The model that Professor Samuel proposed in his Interim Report is contingent on the creation of strong Interim National Environmental Standards. And when the government publicly released his interim report in July they said that proposed legislative changes would be accompanied by the standards.

Environment Minister Sussan Ley said the Government would introduce “strong rigorous environmental standards” that had “buy-in across the board” at the same time as introducing legislative change.

The Morrison Government should not pursue amendments until the interim standards are finalised and made available to the people of Australia.

Without national environment standards recognised in law, each state jurisdiction could negotiate different standards into each agreement, which would increase job and investment delays and become a regulatory nightmare.

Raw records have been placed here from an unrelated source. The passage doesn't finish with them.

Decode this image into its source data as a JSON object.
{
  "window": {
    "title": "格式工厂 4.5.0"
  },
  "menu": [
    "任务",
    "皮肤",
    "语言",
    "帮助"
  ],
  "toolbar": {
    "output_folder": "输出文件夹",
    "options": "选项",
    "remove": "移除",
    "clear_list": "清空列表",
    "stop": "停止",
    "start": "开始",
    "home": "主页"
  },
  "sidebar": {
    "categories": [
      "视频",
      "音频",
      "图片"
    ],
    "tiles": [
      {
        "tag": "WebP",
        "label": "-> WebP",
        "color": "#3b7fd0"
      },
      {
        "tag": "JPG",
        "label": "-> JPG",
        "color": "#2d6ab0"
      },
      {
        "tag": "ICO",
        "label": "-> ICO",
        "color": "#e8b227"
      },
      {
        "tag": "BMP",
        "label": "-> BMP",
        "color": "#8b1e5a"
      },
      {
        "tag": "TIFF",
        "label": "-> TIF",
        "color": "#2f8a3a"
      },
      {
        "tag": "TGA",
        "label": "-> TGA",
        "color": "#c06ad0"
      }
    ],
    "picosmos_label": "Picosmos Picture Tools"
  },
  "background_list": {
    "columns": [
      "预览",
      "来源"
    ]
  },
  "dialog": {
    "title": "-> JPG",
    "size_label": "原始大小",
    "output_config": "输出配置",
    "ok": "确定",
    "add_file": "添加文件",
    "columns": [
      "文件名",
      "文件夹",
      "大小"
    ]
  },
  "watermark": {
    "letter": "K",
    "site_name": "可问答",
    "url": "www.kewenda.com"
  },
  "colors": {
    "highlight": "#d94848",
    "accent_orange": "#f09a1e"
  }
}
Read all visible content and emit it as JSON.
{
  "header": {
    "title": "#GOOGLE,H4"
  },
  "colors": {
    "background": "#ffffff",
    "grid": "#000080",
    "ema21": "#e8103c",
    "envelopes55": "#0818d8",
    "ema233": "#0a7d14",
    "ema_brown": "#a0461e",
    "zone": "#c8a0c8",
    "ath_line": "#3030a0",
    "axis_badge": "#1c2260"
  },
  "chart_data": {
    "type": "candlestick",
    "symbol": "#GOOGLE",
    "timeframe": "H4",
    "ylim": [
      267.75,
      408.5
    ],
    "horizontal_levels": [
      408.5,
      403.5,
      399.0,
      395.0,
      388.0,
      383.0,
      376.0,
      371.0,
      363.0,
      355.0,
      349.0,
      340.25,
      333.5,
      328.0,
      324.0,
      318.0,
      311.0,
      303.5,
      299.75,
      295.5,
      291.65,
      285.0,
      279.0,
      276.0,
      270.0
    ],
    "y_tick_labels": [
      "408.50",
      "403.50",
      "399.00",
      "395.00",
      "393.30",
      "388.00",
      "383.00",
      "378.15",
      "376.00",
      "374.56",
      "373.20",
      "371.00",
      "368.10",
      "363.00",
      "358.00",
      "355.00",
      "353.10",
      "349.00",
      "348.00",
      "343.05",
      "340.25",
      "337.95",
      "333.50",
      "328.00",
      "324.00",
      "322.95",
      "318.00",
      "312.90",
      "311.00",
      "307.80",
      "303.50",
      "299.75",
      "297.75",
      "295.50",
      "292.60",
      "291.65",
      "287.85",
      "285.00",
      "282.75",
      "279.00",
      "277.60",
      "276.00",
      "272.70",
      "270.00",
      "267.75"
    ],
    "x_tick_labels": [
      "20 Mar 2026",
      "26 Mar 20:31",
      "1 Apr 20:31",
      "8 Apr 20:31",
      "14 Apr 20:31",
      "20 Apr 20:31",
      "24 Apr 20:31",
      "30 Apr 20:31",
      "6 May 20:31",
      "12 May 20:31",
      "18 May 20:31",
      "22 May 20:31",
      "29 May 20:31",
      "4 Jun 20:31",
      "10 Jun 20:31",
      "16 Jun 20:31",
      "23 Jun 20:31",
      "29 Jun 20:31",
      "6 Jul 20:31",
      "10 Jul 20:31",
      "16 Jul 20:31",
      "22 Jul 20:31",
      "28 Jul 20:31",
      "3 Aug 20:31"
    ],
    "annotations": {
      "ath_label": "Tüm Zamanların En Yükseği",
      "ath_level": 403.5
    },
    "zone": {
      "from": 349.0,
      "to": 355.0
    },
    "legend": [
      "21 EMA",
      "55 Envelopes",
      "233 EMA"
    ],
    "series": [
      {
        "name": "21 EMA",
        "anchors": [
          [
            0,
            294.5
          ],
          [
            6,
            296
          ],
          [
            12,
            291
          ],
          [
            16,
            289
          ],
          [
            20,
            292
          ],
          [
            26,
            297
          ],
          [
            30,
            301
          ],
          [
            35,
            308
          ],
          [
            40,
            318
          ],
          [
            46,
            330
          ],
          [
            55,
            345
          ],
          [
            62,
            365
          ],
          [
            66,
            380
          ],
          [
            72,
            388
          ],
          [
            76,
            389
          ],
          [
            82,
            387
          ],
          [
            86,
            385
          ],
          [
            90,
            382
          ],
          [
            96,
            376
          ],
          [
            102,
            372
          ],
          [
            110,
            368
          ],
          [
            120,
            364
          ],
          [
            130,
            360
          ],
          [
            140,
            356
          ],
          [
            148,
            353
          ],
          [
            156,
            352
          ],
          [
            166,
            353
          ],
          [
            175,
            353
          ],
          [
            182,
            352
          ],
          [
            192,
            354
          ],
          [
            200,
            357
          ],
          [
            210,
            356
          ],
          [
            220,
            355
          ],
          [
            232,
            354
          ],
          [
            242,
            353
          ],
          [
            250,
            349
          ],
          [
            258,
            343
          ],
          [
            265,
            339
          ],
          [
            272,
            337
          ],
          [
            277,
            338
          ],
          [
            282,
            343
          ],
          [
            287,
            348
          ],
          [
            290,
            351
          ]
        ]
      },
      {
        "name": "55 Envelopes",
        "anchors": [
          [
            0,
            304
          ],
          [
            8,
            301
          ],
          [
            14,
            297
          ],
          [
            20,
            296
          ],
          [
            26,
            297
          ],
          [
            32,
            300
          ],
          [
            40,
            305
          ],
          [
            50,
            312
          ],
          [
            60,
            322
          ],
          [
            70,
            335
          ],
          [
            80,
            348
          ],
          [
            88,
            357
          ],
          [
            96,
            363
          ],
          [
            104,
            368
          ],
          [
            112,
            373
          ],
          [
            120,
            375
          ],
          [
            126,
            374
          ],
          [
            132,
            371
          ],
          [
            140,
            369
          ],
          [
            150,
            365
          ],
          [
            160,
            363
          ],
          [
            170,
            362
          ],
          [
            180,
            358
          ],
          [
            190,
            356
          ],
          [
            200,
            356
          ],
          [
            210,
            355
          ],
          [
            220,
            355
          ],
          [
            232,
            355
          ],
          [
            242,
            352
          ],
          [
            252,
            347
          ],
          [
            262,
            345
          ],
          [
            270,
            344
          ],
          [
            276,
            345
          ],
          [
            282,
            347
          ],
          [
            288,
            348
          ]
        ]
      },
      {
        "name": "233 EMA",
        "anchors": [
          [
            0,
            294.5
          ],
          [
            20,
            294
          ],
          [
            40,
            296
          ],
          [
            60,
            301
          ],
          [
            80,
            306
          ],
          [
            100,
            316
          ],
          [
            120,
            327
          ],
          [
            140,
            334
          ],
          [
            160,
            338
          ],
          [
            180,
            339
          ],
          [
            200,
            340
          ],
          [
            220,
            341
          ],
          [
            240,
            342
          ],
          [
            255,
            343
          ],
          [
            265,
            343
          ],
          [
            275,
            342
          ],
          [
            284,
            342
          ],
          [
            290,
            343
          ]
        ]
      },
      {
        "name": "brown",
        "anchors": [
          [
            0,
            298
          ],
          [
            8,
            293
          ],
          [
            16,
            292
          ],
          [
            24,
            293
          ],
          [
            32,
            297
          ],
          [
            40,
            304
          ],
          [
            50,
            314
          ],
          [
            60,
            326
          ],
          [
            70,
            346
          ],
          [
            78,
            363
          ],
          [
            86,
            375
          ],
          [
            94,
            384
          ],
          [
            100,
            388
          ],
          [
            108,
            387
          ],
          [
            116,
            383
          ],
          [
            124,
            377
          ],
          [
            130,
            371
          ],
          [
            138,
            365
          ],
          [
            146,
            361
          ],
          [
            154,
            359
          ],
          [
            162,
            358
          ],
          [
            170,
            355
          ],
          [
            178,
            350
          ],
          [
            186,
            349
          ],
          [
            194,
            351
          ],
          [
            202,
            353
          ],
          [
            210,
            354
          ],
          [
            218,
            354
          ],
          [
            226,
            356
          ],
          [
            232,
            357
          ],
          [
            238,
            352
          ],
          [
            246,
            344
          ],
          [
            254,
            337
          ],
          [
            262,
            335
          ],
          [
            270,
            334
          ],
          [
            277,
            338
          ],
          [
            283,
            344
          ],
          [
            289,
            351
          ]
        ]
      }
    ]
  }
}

The Morrison Government should:

  1. Introduce strong national environmental standards; and
  2. Establish a genuinely independent ‘cop on the beat’ for Australia’s environment;
  3. Fix the explosion in unnecessary 510 per cent job and investment delays caused by their massive funding cuts.

Labor’s record

Every major achievement in environmental protection in this nation’s history has been delivered by a Labor government.

Labor’s legacy is that we protected Antarctica, the Daintree, Kakadu, the Great Barrier Reef, the Franklin. We created Landcare, and we created what was at the time the largest network of marine parks in the world. Only Labor has the will and the capacity to protect Australia’s environment.

Liberal and Nationals record of environmental mismanagement

Australia has a jobs crisis and environmental crisis and the Morrison Government is failing on both counts. They have:

  • Cut 40% of the funding to the environment department, which predictably led to job and investment delays, mismanagement, and environmental decline;
  • Overseen massive delays to jobs and investment, which exploded to 510% under their watch;
  • Overseen 79% of decisions being affected by error or being non-compliant. During that time, they have assessed tens of billions of dollars’ worth of projects;
  • Overseen unprecedented decline in Australia’s beautiful and precious natural environment.

If Scott Morrison was serious about securing broad support and durable reform, he would not be rehashing Tony Abbott’s failed 2014 bill, breaking his promise on national standards or cherry-picked the interim report of one of Australia’s most experienced business regulators.